The Significance of Training, Validation, and Test Sets

By 苏剑林 | Oct 14, 2017

In supervised machine learning, we often speak of training sets (train), validation sets (validation), and test sets (test). The distinction between these three sets can be confusing, especially for readers who are unclear about the difference between the validation set and the test set.

Partitioning

If we already have an existing large labeled dataset and want to complete a test of a supervised model, we typically use a uniform random sampling method to partition the dataset into a training set, a validation set, and a test set. These three sets must not have any overlap. A common ratio is 8:1:1, though the proportion is arbitrary. From this perspective, all three sets are identically distributed.

If it is for a competition where the organizers provide a labeled dataset (as a training set) and an unlabeled test set, we usually manually partition a validation set from the training set ourselves. In this case, we typically do not partition a further test set. There are two likely reasons for this: 1. Competition organizers are generally very stingy, so the samples in the training set are already scarce; 2. We cannot guarantee whether the test set to be submitted is perfectly identically distributed with the training set, so partitioning another test set that is identically distributed with the training set would not be very meaningful.

Parameters

Once you have a model, the training set is used to train parameters—to be precise, it is generally used for gradient descent. The validation set is essentially used after each epoch to test the accuracy of the current model. Because the validation set has no overlap with the training set, this accuracy is reliable. So why is a test set still needed?

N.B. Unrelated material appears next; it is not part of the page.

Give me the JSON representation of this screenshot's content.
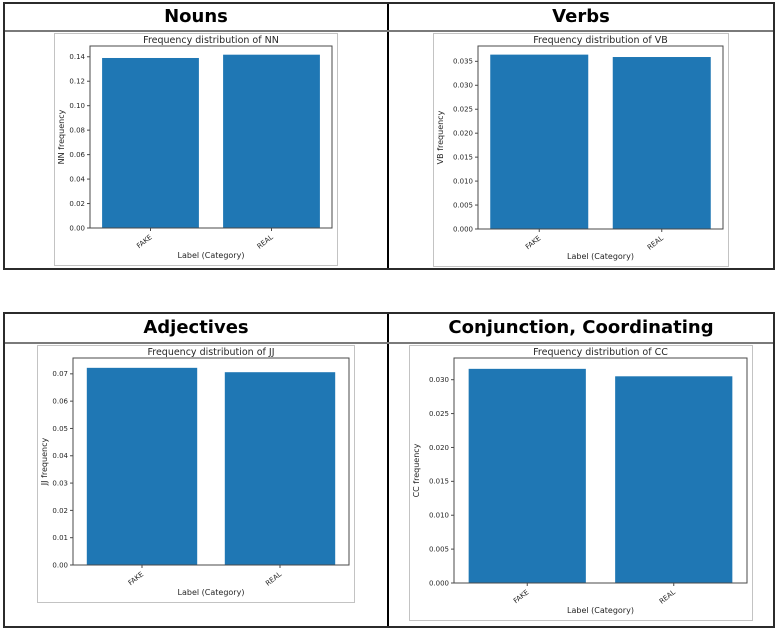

This requires a distinction between different types of model parameters. In fact, for a model, parameters can be divided into ordinary parameters and hyperparameters. Assuming we are not introducing reinforcement learning, ordinary parameters are those that can be updated via gradient descent—that is, the parameters updated by the training set. Additionally, there is the concept of hyperparameters, such as the number of network layers, the number of nodes per layer, the number of iterations, the learning rate, and so on. These parameters are not within the scope of gradient descent updates. Although there are currently some algorithms used to search for model hyperparameters, in most cases, we still manually tune them based on the validation set.

So

In a narrow sense, the validation set does not participate in the gradient descent process, which is to say it has not been "trained." However, in a broad sense, the validation set participates in a "manual tuning" process. We adjust the number of iterations, adjust the learning rate, etc., based on the results from the validation set, ensuring that the result is optimal on the validation set. Therefore, we can also consider that the validation set has participated in training.

Thus, it becomes clear: we still need a set that has completely never participated in training, and that is the test set. We use the test set neither for gradient descent nor for controlling hyperparameters; it is only used to test the final accuracy after the model is ultimately finished training.

However

Clever readers might see the analogy that this is actually an endless process. If the accuracy on the test set is very poor, we will still go back and adjust various parameters of the model. At this point, the test set could also be considered to have participated in training. Well, perhaps we need a "test-test set," and maybe a "test-test-test set"...

Forget it, let's just stop at the test set.